Step One: Getting the Actual Tool
Before I could automate anything, I needed the extraction tool itself. Homebrew made this pretty straightforward:
brew install unrar
Once installed, I had to figure out exactly where it lived on the system. This is important with macOS automation because their tools for some reason don’t always know where your stuff is.
which unrar
Output: /usr/local/bin/unrar (or /opt/homebrew/bin/unrar)
First Try: Automator Quick Action
My first move was to build a macOS Quick Action. This would let me right-click a file in Finder and run a custom command from the menu. I threw together a Shell Script workflow with pretty straightforward logic: grab the selected file, find its directory, and run unrar.
The Script
for f in "$@"
do
cd "$(dirname "$f")"
/usr/local/bin/unrar x "$f"
done
The Annoying Part
Notice I couldn’t just write unrar x "$f" and be done with it.

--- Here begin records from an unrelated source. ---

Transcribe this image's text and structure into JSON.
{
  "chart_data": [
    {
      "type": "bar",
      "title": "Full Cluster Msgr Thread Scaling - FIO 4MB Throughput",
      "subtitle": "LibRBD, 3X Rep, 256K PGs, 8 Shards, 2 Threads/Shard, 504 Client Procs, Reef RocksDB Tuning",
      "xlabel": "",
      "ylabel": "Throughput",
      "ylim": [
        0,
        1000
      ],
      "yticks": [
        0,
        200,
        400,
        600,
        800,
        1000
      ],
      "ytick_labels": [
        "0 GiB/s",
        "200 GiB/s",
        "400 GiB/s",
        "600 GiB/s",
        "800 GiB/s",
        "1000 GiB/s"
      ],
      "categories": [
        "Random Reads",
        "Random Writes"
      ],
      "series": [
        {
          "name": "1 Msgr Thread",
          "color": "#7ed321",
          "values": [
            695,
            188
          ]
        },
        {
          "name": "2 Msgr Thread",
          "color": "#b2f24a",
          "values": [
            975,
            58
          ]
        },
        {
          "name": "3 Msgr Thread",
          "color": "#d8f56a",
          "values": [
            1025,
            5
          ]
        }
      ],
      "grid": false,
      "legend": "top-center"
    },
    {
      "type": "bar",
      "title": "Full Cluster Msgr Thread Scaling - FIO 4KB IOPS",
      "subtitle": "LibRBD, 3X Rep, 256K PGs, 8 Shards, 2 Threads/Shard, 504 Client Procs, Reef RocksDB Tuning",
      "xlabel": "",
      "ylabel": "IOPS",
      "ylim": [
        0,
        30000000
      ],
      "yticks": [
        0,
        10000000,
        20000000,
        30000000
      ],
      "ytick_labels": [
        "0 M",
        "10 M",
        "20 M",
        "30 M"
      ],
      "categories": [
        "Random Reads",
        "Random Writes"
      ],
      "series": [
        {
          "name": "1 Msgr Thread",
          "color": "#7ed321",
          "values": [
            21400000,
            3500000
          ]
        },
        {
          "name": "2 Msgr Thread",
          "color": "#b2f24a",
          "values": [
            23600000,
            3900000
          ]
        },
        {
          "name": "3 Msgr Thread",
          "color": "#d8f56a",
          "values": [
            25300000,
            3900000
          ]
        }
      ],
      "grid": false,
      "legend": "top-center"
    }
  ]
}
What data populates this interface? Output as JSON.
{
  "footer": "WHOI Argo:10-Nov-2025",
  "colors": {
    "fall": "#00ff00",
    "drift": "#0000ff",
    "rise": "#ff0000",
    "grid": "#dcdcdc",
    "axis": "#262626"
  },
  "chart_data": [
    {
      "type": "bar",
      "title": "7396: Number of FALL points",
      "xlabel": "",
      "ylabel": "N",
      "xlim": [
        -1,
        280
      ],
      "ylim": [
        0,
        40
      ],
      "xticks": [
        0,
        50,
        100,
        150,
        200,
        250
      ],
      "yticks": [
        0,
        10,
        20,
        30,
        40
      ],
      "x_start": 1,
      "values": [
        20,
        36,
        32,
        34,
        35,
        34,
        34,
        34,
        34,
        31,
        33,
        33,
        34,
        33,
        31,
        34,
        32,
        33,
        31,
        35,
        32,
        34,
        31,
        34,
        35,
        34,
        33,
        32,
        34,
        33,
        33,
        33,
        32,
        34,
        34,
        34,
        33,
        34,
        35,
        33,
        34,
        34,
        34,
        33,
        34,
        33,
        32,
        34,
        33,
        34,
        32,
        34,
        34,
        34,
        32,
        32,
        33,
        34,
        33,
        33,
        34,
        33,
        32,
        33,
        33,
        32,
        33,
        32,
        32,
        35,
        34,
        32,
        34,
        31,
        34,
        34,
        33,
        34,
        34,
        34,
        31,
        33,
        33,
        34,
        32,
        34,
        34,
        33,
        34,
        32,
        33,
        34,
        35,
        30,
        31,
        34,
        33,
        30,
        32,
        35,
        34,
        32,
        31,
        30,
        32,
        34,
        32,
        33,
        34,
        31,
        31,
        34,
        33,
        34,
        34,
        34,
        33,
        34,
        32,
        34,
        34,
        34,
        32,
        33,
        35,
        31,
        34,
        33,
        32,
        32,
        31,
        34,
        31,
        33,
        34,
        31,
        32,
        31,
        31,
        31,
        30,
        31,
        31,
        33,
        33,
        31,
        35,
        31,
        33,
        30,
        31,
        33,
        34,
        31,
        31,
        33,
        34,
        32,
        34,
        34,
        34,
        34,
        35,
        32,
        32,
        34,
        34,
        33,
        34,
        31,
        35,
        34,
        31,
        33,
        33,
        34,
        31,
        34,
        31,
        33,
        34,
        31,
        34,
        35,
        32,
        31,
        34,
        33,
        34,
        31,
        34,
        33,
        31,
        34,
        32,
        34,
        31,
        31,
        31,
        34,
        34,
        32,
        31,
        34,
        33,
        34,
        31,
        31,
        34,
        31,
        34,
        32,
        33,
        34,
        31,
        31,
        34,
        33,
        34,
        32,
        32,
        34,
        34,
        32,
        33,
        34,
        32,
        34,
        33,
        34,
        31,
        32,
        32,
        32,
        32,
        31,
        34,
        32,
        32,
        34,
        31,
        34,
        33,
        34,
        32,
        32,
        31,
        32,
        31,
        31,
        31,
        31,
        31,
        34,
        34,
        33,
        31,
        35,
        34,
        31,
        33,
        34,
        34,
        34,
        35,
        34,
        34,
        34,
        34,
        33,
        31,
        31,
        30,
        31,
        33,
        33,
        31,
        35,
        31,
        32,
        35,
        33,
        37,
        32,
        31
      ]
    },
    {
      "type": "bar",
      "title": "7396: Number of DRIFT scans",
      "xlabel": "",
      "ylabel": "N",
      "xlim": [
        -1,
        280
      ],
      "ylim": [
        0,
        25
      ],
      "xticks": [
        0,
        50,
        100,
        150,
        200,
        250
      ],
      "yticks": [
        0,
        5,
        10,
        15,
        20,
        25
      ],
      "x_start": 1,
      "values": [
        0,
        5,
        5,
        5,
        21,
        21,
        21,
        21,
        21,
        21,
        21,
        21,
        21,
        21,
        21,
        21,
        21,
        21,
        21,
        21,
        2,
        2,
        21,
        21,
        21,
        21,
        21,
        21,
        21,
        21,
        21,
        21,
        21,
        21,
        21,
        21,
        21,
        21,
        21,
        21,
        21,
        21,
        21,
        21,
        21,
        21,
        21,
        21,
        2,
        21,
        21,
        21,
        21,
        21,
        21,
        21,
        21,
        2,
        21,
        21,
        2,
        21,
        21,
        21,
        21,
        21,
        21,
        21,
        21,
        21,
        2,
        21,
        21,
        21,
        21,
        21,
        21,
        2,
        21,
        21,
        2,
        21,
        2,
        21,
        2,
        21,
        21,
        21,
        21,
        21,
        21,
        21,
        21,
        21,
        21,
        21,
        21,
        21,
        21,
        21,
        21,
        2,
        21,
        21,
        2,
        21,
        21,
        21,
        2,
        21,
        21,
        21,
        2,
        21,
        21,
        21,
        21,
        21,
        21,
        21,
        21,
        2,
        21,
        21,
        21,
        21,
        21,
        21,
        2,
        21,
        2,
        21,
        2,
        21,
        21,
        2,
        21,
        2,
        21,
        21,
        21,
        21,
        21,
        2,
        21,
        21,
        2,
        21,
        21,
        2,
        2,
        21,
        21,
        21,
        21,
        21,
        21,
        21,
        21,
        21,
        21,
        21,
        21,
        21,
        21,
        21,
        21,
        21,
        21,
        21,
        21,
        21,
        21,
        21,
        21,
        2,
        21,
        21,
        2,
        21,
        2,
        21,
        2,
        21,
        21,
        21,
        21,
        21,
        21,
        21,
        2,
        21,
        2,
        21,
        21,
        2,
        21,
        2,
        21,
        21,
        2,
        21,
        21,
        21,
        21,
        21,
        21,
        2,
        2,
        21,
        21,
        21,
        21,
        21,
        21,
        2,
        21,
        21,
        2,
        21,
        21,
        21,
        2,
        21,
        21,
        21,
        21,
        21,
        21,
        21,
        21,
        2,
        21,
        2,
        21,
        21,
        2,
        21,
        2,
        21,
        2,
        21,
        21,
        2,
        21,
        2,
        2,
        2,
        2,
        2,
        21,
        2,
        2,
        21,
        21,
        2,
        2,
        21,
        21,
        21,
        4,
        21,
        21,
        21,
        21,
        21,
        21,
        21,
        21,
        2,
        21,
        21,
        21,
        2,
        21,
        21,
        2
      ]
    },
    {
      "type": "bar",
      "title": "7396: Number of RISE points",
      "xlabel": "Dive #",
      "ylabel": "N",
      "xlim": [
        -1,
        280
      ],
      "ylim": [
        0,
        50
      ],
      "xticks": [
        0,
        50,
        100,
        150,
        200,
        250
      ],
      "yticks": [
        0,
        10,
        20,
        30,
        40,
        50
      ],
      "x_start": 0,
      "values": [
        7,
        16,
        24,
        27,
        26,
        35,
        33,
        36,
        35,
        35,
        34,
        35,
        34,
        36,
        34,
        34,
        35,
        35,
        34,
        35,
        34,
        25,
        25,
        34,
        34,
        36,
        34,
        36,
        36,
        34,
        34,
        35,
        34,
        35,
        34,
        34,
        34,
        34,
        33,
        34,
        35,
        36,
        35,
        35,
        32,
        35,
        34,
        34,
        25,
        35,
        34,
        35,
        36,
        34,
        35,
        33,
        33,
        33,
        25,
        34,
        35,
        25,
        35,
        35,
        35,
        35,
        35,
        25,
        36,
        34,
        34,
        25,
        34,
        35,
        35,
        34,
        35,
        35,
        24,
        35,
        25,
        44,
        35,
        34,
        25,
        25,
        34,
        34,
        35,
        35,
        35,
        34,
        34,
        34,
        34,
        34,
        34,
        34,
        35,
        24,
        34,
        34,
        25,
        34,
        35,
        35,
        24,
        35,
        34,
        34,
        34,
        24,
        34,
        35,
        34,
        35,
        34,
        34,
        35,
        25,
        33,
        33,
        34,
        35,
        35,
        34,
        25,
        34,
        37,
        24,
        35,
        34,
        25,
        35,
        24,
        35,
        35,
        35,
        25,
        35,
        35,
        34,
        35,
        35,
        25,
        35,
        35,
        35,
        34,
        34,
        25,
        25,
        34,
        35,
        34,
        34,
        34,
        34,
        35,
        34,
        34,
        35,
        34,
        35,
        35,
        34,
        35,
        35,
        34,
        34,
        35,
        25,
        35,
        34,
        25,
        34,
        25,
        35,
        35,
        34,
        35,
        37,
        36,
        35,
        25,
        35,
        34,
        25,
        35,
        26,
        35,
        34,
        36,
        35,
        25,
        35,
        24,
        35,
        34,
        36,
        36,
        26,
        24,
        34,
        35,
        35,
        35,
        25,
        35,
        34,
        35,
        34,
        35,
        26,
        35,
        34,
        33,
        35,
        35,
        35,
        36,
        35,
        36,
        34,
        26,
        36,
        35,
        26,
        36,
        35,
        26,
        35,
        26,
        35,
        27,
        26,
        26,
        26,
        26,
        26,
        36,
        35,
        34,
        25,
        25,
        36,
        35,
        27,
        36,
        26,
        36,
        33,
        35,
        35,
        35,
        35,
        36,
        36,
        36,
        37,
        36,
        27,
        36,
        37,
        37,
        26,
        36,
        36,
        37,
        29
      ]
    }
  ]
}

When Automator (or Shortcuts) runs a shell script, it doesn’t load your user profile. No .zshrc, no .bash_profile, nothing. So it has zero clue where Homebrew puts things. I had to hardcode the full path: /usr/local/bin/unrar.
This worked, but it felt dated. Sharing Automator workflows is a pain. You have to physically send the .workflow file, the recipient has to install it in some specific library folder, there’s signing, there’s permissions. I wanted something cleaner.
Second Try: Moving to Shortcuts
I decided to rebuild everything in Shortcuts. Better UI, easier sharing (just an iCloud link), and it syncs across all my Macs automatically.
The core logic stayed the same, but the implementation felt way cleaner.
I created a new Shortcut, enabled it for Quick Actions in Finder, and used the Run Shell Script action with /bin/zsh as the shell.
The Setup
- Input: Receives Files from Quick Actions
- Action: Run Shell Script
- Shell: /bin/zsh
- Pass Input: as arguments
Same as before, I had to be explicit with the file path:
for f in "$@"
do
cd "$(dirname "$f")"
/usr/local/bin/unrar x "$f"
done
The End Result
Now when I download a RAR file, I don’t touch the terminal at all. Right-click, hit “Unrar Here,” and the folder just appears. I uploaded the shortcut to RoutineHub so I can manage updates and versions without any hassle.